Sunday, 15 June 2014

Year 13 Bio Goes to Liggins

On Friday five Year 13 students went to the Liggins Institute at the University of Auckland. The lab was run by a teacher who has previously taught at Tamaki College, so he knew all of our students already. 

Students learned about how important the prenatal environment is - how mothers can best prepare their unborn children for life, and that Liggins is helping to study how the prenatal environment can correlate with some diseases that appear during middle age.

Next students got to practice using pipettes and setting up samples for PCR.  Students then got to set up and run gel electrophoresis to try and work out how many base pairs were in a given sample of DNA.  Then it was time for lunch!
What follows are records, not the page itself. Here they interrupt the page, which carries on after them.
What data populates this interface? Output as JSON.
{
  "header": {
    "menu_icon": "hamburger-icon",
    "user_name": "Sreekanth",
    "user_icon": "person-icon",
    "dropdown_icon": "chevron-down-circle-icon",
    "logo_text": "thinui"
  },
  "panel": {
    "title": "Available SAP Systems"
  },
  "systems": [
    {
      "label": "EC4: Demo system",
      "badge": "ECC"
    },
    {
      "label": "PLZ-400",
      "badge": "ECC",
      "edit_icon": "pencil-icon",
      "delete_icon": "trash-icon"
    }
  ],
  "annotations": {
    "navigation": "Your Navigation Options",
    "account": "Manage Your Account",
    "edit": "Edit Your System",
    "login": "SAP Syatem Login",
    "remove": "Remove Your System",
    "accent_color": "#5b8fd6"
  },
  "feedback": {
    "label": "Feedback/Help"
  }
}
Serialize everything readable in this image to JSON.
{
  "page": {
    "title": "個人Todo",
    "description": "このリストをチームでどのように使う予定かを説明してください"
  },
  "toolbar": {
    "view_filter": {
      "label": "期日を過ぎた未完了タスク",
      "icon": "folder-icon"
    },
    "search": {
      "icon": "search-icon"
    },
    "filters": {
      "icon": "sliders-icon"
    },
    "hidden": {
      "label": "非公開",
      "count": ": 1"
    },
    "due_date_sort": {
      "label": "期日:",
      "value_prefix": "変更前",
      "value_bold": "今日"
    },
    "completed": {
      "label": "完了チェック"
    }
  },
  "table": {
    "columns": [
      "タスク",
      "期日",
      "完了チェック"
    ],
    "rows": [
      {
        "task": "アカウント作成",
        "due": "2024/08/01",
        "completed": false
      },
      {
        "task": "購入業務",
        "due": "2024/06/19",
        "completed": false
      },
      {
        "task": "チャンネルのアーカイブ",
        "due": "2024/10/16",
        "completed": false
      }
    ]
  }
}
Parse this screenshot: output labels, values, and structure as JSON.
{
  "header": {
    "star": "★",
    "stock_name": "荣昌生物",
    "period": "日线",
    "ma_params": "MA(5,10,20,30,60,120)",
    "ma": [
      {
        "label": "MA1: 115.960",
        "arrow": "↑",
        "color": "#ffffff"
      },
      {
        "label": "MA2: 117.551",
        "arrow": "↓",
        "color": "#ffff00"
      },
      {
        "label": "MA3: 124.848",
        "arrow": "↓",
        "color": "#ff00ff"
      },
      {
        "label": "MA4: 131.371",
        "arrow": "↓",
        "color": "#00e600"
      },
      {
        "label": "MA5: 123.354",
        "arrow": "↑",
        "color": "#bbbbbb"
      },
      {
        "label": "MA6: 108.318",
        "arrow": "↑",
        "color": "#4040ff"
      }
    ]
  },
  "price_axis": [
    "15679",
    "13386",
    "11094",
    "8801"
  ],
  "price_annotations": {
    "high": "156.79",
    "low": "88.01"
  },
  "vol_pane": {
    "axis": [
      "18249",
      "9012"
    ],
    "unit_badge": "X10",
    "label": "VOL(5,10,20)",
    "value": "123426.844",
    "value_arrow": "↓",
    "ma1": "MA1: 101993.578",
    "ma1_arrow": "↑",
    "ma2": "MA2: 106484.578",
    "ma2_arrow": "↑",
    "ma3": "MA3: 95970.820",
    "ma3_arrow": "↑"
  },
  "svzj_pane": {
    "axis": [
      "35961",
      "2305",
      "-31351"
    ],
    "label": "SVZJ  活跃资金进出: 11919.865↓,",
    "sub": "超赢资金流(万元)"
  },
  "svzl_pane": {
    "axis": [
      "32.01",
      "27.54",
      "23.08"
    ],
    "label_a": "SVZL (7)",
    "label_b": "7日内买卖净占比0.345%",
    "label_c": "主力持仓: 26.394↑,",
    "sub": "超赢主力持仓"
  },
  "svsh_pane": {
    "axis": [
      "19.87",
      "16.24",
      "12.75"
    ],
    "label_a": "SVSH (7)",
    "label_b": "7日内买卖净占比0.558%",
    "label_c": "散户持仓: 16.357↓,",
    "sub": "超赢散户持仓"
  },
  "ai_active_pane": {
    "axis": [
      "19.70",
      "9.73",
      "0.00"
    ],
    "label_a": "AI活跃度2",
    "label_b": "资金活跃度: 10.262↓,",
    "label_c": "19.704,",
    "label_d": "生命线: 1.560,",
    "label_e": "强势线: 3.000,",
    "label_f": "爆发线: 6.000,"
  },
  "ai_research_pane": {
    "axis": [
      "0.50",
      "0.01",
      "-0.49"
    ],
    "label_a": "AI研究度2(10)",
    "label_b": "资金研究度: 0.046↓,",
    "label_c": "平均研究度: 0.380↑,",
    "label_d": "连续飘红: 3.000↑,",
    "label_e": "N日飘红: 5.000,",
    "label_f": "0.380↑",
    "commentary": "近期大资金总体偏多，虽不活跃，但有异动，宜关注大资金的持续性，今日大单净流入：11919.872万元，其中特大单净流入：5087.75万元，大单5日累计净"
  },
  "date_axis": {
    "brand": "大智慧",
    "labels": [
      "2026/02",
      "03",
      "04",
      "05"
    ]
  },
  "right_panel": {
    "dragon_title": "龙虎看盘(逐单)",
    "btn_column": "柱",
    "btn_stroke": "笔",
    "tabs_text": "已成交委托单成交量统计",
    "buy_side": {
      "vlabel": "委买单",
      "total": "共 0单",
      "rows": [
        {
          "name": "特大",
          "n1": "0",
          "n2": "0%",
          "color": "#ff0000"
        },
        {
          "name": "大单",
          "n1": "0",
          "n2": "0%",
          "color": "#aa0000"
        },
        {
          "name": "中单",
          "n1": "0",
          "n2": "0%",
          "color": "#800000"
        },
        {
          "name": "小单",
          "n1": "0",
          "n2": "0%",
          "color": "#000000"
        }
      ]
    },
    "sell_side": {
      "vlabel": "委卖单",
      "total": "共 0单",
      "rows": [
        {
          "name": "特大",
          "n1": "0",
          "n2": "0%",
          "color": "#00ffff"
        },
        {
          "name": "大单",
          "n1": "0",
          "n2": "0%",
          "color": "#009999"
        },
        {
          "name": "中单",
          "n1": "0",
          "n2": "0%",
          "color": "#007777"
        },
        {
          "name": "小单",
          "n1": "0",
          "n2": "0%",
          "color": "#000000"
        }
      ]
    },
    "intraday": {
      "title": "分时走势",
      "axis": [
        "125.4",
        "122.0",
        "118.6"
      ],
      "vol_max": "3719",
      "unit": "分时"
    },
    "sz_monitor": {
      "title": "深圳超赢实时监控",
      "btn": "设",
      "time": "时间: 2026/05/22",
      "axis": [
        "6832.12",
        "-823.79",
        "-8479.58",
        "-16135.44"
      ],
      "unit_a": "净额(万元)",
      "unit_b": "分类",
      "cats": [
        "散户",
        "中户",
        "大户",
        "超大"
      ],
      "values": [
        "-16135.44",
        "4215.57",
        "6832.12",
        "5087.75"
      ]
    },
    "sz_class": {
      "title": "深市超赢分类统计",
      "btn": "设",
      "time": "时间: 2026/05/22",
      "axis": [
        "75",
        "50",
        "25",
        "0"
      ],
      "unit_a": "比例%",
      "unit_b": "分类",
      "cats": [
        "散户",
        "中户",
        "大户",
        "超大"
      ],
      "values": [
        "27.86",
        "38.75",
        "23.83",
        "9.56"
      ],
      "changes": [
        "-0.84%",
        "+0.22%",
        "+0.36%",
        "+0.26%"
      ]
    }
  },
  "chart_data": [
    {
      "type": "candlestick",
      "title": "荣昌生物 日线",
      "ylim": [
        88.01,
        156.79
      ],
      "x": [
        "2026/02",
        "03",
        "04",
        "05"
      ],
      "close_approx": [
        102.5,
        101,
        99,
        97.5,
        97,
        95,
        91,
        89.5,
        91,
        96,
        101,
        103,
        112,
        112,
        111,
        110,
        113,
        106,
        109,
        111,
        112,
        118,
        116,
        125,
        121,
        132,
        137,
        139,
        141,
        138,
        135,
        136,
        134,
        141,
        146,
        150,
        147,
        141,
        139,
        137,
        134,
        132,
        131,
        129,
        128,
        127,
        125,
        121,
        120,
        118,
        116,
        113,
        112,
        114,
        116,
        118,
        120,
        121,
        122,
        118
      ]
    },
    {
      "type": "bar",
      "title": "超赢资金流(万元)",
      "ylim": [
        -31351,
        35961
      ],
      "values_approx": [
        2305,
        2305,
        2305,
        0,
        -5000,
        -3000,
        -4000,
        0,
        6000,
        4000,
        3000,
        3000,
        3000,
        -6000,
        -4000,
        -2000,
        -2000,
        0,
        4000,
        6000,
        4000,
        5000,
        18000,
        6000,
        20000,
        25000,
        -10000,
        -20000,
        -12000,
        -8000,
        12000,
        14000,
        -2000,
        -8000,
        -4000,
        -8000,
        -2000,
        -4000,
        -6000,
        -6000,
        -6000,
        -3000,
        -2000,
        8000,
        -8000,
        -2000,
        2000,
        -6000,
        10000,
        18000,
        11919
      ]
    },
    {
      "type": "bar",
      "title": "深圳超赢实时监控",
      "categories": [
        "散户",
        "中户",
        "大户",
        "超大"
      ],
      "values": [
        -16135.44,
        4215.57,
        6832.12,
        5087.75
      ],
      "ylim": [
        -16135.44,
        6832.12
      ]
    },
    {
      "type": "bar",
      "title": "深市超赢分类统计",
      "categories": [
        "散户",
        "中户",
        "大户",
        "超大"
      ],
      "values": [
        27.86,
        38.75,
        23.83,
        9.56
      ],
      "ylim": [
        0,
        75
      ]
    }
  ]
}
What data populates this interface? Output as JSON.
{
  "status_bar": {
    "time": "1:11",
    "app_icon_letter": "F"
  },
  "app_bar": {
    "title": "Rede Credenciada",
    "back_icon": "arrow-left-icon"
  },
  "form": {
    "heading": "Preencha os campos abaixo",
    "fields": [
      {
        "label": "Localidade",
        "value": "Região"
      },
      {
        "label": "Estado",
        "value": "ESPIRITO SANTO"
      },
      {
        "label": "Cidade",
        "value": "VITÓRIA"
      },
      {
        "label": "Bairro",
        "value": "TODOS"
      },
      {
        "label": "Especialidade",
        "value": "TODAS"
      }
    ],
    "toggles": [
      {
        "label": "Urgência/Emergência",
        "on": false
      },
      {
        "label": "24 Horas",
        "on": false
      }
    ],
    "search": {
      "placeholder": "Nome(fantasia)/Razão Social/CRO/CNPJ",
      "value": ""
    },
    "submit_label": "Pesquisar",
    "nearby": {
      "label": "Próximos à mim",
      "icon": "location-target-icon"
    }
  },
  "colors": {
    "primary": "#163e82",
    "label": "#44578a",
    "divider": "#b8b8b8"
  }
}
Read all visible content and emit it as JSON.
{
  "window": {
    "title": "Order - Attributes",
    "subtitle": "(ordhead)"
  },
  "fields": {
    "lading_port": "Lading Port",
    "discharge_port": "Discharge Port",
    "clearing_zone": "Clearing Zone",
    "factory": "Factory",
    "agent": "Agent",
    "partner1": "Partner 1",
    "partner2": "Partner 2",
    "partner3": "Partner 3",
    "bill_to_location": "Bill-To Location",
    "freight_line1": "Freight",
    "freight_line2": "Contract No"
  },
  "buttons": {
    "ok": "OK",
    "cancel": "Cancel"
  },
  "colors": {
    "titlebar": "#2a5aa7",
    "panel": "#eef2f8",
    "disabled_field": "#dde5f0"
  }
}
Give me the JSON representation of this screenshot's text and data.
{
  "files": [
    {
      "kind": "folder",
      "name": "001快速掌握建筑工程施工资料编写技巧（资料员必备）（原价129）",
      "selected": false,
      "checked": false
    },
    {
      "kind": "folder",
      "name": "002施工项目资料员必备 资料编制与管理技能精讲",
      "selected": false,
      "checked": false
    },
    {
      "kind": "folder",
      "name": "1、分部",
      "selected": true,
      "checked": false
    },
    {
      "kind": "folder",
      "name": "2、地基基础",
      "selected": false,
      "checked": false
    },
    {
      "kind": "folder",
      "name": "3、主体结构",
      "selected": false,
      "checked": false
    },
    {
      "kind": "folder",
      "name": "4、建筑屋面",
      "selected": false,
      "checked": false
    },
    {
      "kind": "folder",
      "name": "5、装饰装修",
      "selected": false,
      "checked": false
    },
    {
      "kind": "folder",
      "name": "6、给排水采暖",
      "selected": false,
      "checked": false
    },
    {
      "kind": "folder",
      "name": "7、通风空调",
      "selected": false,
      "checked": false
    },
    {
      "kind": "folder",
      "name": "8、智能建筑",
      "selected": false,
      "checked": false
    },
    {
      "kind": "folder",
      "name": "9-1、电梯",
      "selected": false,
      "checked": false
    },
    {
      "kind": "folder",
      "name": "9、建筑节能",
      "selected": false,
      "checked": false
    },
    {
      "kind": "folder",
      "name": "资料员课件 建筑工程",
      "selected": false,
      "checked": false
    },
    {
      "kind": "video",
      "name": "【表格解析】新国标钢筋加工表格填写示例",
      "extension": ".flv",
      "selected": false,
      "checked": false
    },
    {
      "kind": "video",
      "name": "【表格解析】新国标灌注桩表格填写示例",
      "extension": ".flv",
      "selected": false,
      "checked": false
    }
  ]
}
After refilling on Subway sandwiches, students got to meet some real scientists and ask them questions about their research and their time at university. One scientist surprised the students by talking about how her programme had allowed students to work with cadavers - people who had died and donated their body to science.  There were a few questions asked after that!  After the scientists left it was time to look at a photograph of the gel electrophoresis results and see who had run it properly!

As we finished up, the teachers stood to one side chatting about teaching and learning platforms and biology etc etc... the students completely blew us away by spontaneously moving the lab chairs into a circle and chatting to students from Sir Edmund Hillary Collegiate! It was so nice to see, and there was  a LOT of laughing.